Faced with a two billion dollar budget shortfall, Wisconsin Governor Scott Walker has announced a proposal to cut higher ed costs in an attempted quid-pro-quo with the University of Wisconsin system. Here’s local news Channel 3000 on the idea:
UW had asked for an increase in funding of $95 million over the next two years — money that it argued was needed given that Walker was calling for another two-year tuition freeze. Walker is going forward with the tuition freeze, but is calling for the $300 million cut in exchange for something university leaders have wanted for years: more independence. […]Walker is proposing turning the 13 four-year campuses and 13 two-year colleges that comprise the UW System into a public authority, a structure that would give the university more flexibility over a wide array of issues that are currently mandated by state law.
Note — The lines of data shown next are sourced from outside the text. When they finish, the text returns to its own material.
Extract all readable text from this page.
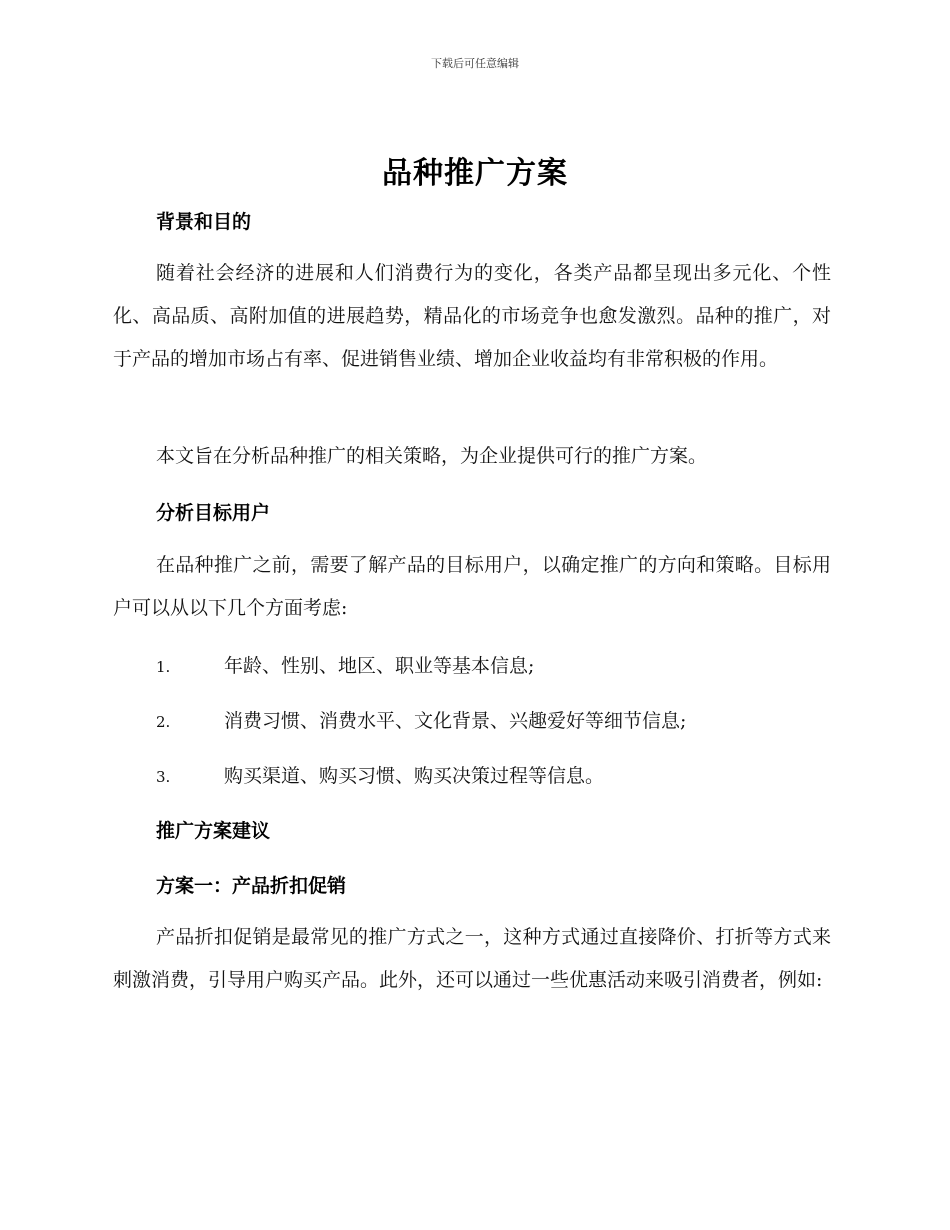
下载后可任意编辑
品种推广方案
背景和目的
随着社会经济的进展和人们消费行为的变化，各类产品都呈现出多元化、个性化、高品质、高附加值的进展趋势，精品化的市场竞争也愈发激烈。品种的推广，对于产品的增加市场占有率、促进销售业绩、增加企业收益均有非常积极的作用。
本文旨在分析品种推广的相关策略，为企业提供可行的推广方案。
分析目标用户
在品种推广之前，需要了解产品的目标用户，以确定推广的方向和策略。目标用户可以从以下几个方面考虑:
1.	年龄、性别、地区、职业等基本信息;
2.	消费习惯、消费水平、文化背景、兴趣爱好等细节信息;
3.	购买渠道、购买习惯、购买决策过程等信息。
推广方案建议
方案一：产品折扣促销
产品折扣促销是最常见的推广方式之一，这种方式通过直接降价、打折等方式来刺激消费，引导用户购买产品。此外，还可以通过一些优惠活动来吸引消费者，例如:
University leaders are going to try for a smaller cut, and Walker is open to negotiation on the amount. Tying budget cuts to reforms that university officials might welcome is smart, and it may help Walker avoid some of the backlash that has hit other governors attempting higher ed cuts, like Kansas’s Sam Brownback. Moves like this point to why Scott Walker may be the “most underestimated” of the current crop of Republican presidential hopefuls. First, he has a record of success on some issues important to his party, and this latest proposal shows him willing to be pragmatic in how he achieves his goals. Moreover, as Ben Domenech has pointed out in his newsletter, the Transom, Walker can authentically relate to the middle class in a way many other politicians cannot.Most importantly, however, he has already taken on and beaten the public unions, so he’s got huge credibility with the GOP base (or as Domenech put it, Walker has built a throne out of the skulls of his enemies). This exempts him from some of the litmus-test politics, and means the base will cut him some slack on other hot button issues because they believe he is a true fighter who “gets it.” That kind of loyalty is a big advantage; GOP candidates often lose ground with the wider public as they scramble awkwardly to manage the various shibboleths on the right wing. “Look at my throne of skulls” is a much better basis for a campaign than running around trying to get various boxes checked.